Kinematically complete experimental study of Compton scattering at helium atoms near the ionization threshold
Max Kircher, Florian Trinter, Sven Grundmann, Isabel, Vela-Perez, Simon Brennecke, Nicolas Eicke, Jonas Rist, Sebastian, Eckart, Salim Houamer, Ochbadrakh Chuluunbaatar, Yuri V. Popov and, Igor P. Volobuev, Kai Bagschik, Maria Novella Piancastelli, Manfred, Lein, Till Jahnke

TL;DR
This study experimentally investigates Compton scattering at helium atoms near the ionization threshold, revealing complex electron ejection patterns and linking the process to other ionization phenomena.
Contribution
It provides the first kinematically complete experimental data on Compton scattering below the ionization threshold, showing unexpected electron ejection directions.
Findings
Electrons are emitted both in the direction of momentum transfer and backward.

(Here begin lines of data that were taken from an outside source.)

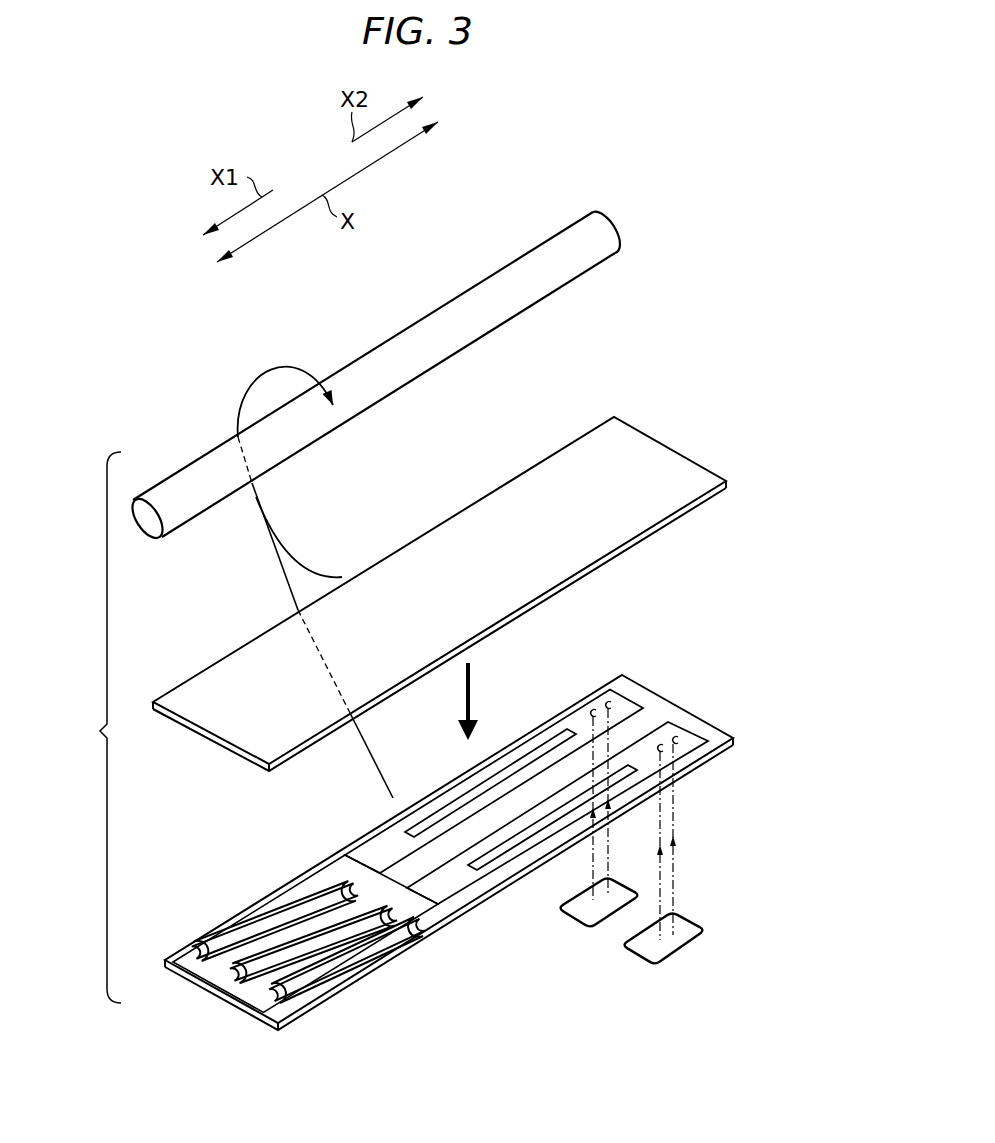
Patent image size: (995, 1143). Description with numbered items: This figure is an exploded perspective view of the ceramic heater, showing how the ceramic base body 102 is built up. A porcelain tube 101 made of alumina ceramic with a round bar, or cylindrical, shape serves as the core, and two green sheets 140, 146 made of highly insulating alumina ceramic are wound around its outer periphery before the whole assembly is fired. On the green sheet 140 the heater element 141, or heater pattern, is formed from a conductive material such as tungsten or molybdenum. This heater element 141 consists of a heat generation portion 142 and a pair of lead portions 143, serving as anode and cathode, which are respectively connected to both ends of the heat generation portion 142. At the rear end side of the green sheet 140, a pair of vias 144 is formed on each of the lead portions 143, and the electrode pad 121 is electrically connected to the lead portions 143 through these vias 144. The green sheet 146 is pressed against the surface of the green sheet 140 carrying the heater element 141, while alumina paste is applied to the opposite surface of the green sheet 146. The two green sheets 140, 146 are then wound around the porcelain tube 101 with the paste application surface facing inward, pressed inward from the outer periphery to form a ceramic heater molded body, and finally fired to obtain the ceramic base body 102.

The porcelain tube 101 is at (412, 342).
The ceramic base body 102 is at (89, 727).
The electrode pad 121 is at (638, 938).
The green sheet 140 is at (667, 707).
The heater element 141 is at (460, 873).
The heat generation portion 142 is at (310, 983).
The lead portions 143 is at (407, 845).
The vias 144 is at (594, 711).
The green sheet 146 is at (653, 451).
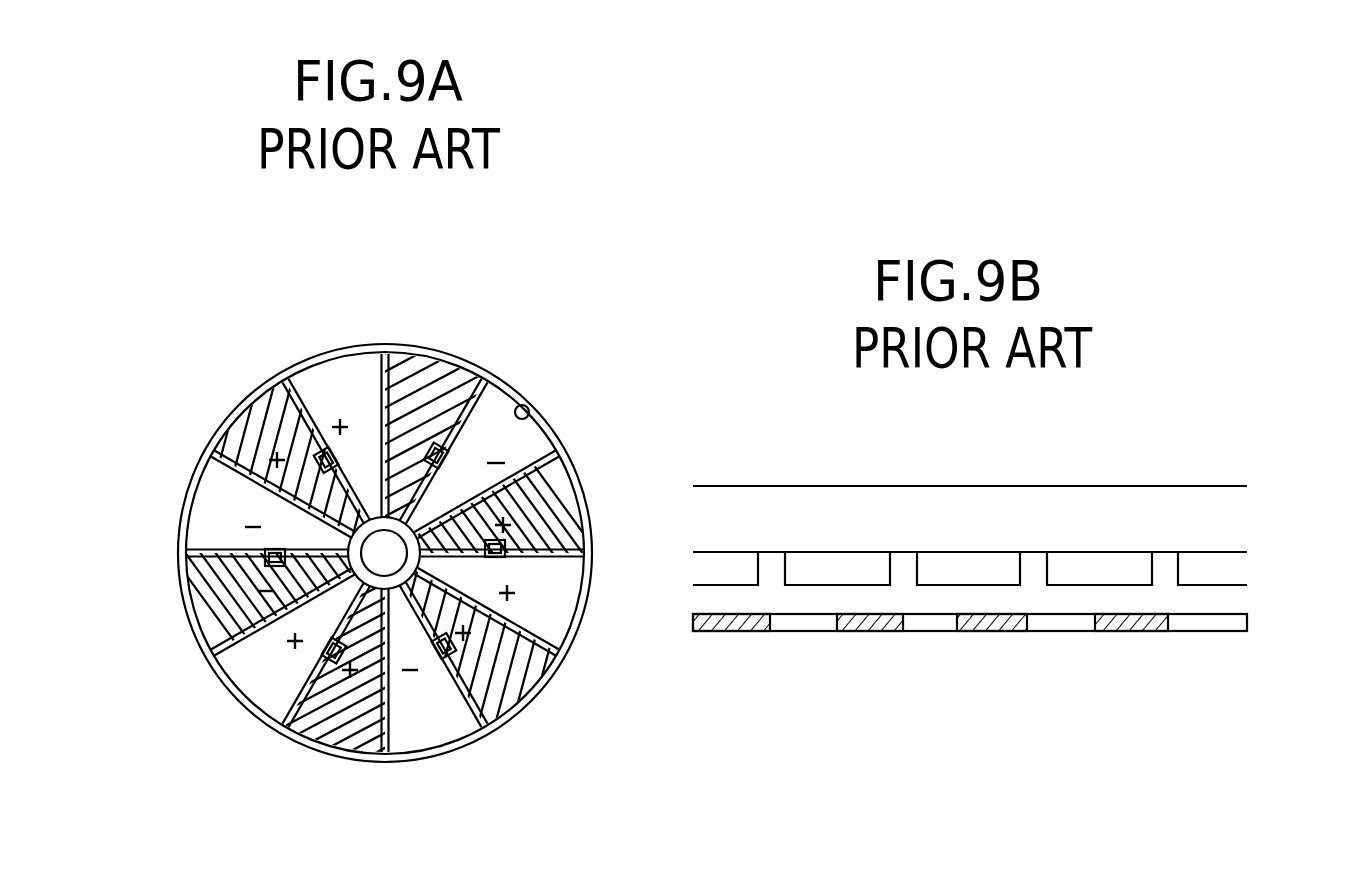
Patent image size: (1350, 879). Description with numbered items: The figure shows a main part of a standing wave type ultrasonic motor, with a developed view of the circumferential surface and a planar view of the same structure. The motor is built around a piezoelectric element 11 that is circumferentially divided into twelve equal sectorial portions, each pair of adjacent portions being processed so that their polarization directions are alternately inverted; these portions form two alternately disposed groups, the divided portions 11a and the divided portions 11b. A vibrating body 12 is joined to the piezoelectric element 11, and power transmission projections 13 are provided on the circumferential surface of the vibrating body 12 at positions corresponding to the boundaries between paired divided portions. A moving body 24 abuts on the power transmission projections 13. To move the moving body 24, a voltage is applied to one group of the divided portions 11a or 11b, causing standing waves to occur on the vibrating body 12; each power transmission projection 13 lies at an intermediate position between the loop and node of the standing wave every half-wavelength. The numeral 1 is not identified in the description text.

In FIG. 9B, the stator 1 is at (1233, 632).
In FIG. 9A, the piezoelectric element 11 is at (545, 432).
In FIG. 9A, the divided portions 11a is at (263, 423).
In FIG. 9B, the divided portions 11a is at (863, 627).
In FIG. 9A, the divided portions 11b is at (342, 387).
In FIG. 9B, the divided portions 11b is at (800, 624).
In FIG. 9A, the vibrating body 12 is at (583, 637).
In FIG. 9B, the vibrating body 12 is at (1223, 600).
In FIG. 9A, the power transmission projections 13 is at (448, 463).
In FIG. 9B, the power transmission projections 13 is at (1168, 571).
In FIG. 9B, the moving body 24 is at (1153, 498).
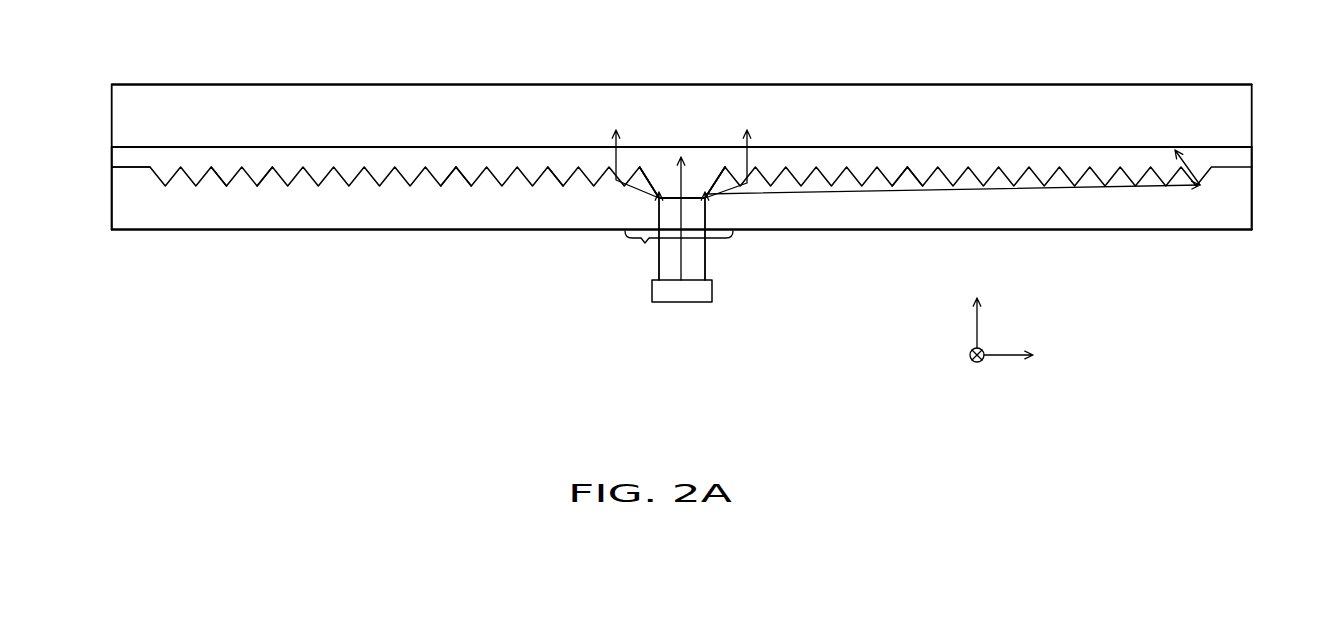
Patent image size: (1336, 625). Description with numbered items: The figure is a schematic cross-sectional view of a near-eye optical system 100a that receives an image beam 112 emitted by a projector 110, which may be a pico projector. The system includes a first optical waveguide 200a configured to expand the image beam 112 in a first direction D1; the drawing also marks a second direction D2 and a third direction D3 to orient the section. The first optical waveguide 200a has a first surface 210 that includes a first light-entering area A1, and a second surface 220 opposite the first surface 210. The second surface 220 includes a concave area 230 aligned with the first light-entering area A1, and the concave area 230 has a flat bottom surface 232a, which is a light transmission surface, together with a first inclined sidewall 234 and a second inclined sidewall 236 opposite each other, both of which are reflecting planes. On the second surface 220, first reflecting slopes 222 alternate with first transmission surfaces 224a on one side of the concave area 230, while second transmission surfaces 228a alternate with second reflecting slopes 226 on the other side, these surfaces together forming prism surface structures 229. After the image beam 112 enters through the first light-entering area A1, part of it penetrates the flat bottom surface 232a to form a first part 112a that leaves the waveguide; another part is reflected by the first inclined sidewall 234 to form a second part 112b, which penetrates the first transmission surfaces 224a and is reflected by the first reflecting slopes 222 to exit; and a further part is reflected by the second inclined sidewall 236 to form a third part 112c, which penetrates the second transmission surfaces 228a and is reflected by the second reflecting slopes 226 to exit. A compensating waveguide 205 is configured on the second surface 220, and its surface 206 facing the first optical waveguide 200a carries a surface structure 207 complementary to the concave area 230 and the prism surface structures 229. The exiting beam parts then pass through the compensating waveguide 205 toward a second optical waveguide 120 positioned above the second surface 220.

The near-eye optical system 100a is at (1315, 357).
The projector 110 is at (714, 290).
The image beam 112 is at (685, 343).
The first part of the image beam 112a is at (676, 198).
The second part of the image beam 112b is at (659, 198).
The third part of the image beam 112c is at (713, 190).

The experiment links Compton scattering to ultrashort optical pulse ionization and impact ionization processes.
New momentum correlation patterns were observed in the scattering process.
Abstract
Compton scattering is one of the fundamental interaction processes of light with matter. Already upon its discovery [1] it was described as a billiard-type collision of a photon kicking a quasi-free electron. With decreasing photon energy, the maximum possible momentum transfer becomes so small that the corresponding energy falls below the binding energy of the electron. Then ionization by Compton scattering becomes an intriguing quantum phenomenon. Here we report a kinematically complete experiment on Compton scattering at helium atoms below that threshold. We determine the momentum correlations of the electron, the recoiling ion, and the scattered photon in a coincidence experiment finding that electrons are not only emitted in the direction of the momentum transfer, but that there is a second peak of ejection to the backward direction. This finding links Compton scattering to…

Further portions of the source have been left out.